Wundee had no comment. He had a vague sense of loss. Thoughts of what the Prime Mechanical did to him disturbed the pleasant equilibrium of his recently awakened emotive circuits.

“Do not be concerned,” Newlux continued, “we have a new safety net that is much faster. It uploads our memories in real time to storage in a dark recess of Harbinger. When that data stream is disrupted for a preset length of time, it will assume you are dispatched and your memories are downloaded to a waiting body. You may consciously activate this process, leaving your body in a hopelessly bad situation, like captured by Maxlux. I can install the transmitter right now.”

“Let us start that process. This time I pick the body to be resurrected in.”

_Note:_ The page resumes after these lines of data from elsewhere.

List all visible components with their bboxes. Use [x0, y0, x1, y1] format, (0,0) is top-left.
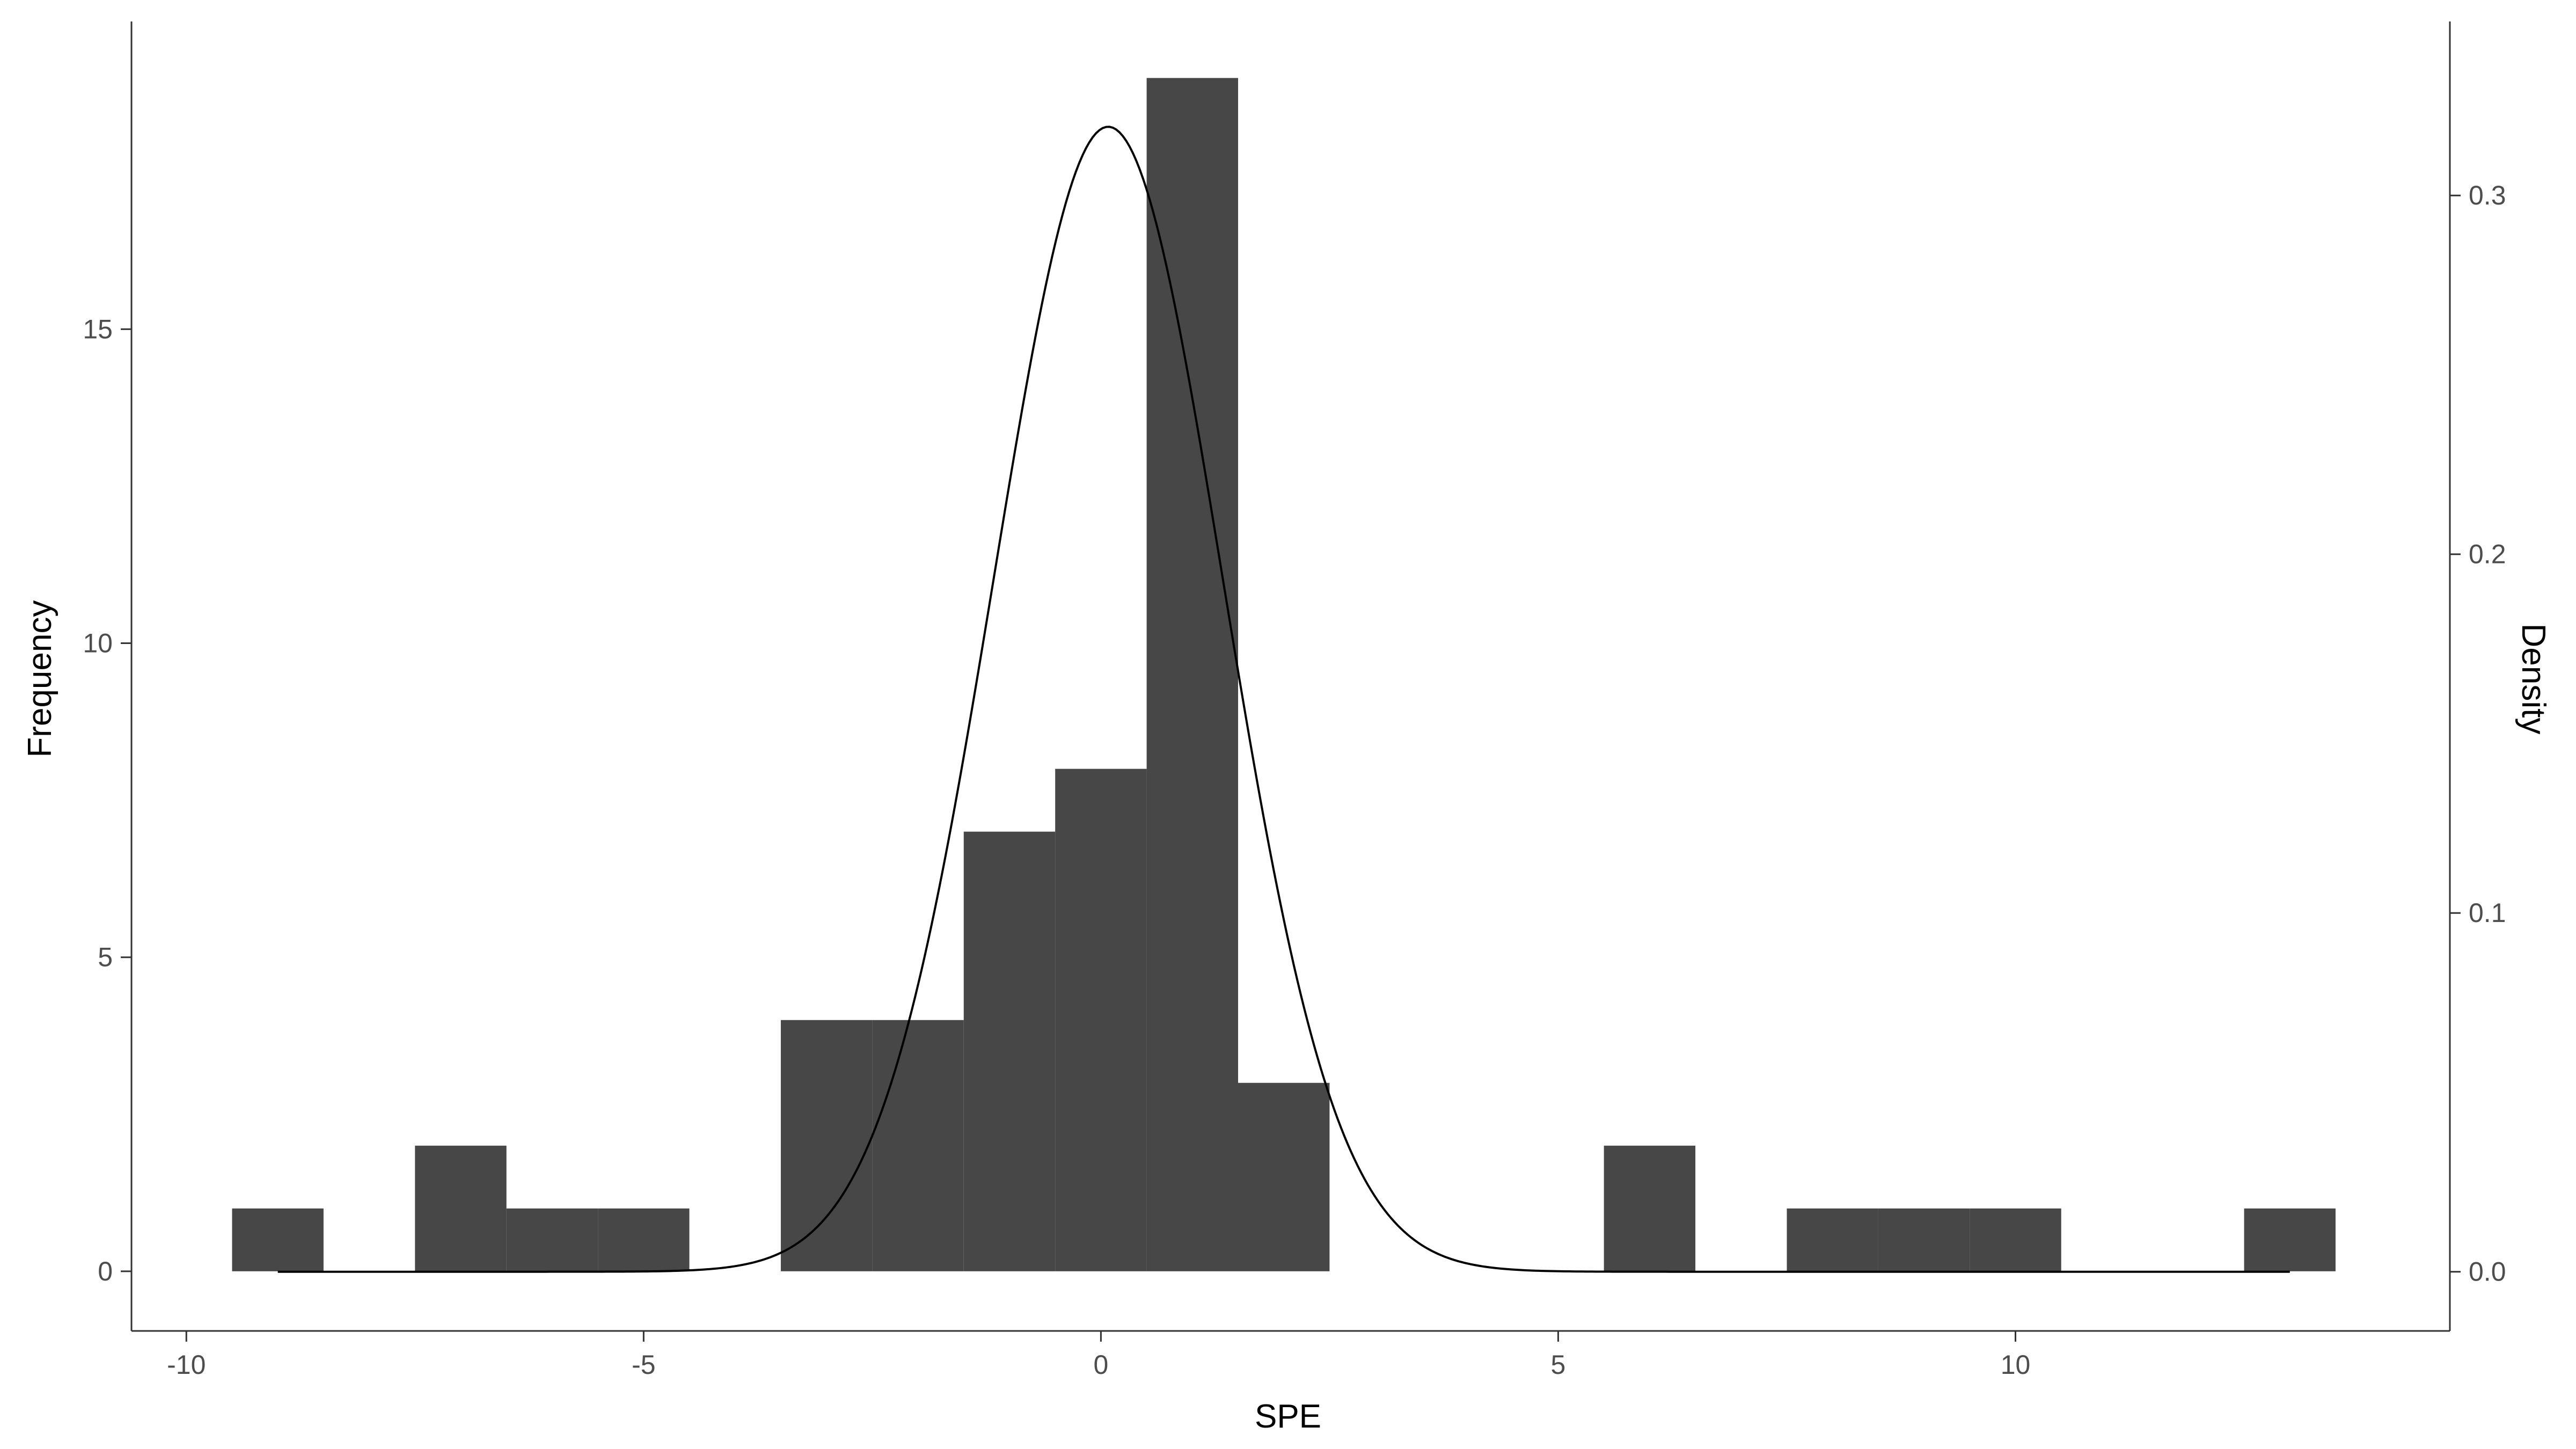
histogram-bar-3 — [598, 1208, 690, 1271]
y2-tick-label: 0.1 — [2469, 898, 2506, 928]
y2-axis-title: Density — [2515, 624, 2552, 735]
x-tick-label: 5 — [1551, 1350, 1566, 1380]
histogram-bar-0 — [232, 1208, 324, 1271]
y-axis-title: Frequency — [21, 601, 58, 758]
histogram-bar-1 — [415, 1145, 507, 1271]
histogram-bar-6 — [963, 831, 1056, 1271]
x-axis-title: SPE — [1255, 1398, 1321, 1435]
histogram-bar-9 — [1238, 1082, 1330, 1271]
x-tick-label: -5 — [632, 1350, 655, 1380]
tick-labels: -10 -5 0 5 10 0 5 10 15 0.0 0.1 0.2 0.3 — [83, 180, 2506, 1380]
histogram-bar-7 — [1055, 769, 1147, 1271]
histogram-bar-11 — [1787, 1208, 1878, 1271]
x-tick-label: -10 — [167, 1350, 206, 1380]
density-curve — [277, 126, 2290, 1273]
histogram-bar-12 — [1878, 1208, 1970, 1271]
y-tick-label: 0 — [98, 1256, 113, 1286]
histogram-bar-2 — [506, 1208, 598, 1271]
histogram-bar-10 — [1604, 1145, 1696, 1271]
histogram-bar-5 — [872, 1020, 964, 1271]
histogram-bar-4 — [780, 1020, 873, 1271]
y2-tick-label: 0.3 — [2469, 180, 2506, 210]
y2-tick-label: 0.2 — [2469, 539, 2506, 569]
y-tick-label: 10 — [83, 628, 113, 658]
axes — [121, 21, 2461, 1342]
x-tick-label: 10 — [2001, 1350, 2031, 1380]
x-tick-label: 0 — [1093, 1350, 1108, 1380]
y2-tick-label: 0.0 — [2469, 1257, 2506, 1287]
histogram-bar-14 — [2244, 1208, 2336, 1271]
histogram-bar-13 — [1970, 1208, 2061, 1271]
histogram-bar-8 — [1146, 78, 1239, 1271]
histogram-bars — [232, 78, 2336, 1271]
y-tick-label: 15 — [83, 314, 113, 344]
y-tick-label: 5 — [98, 942, 113, 972]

Newlux steered them toward a laboratory setup very similar to the one at the long obliterated Kolpak’s Hope.

“Do you want to shut yourself down or do you want me to do it?”

“I choose a body first,” said Wundee.

“Okay, Mister Picky Pants,” said Newlux.

“What are ‘pants’?” asked Wundee.

“A sleeved garment worn on the lower extremities by the Lantee — I’ll break open a stasis field and show you.”

“You and your organics. I want the super-soldier model with all the available accessories, including pockets.”

“It will be waiting for you when you need it, and you should know this: You must be within a Rim-span of Harbinger for your data update to operate properly,” said Newlux.

“All right, then,” said Wundee as he stretched out on a laboratory table and shut down.

The small glow in his eyecam lenses died to nothing. His splix head rolled to one side, and Newlux installed the modifications.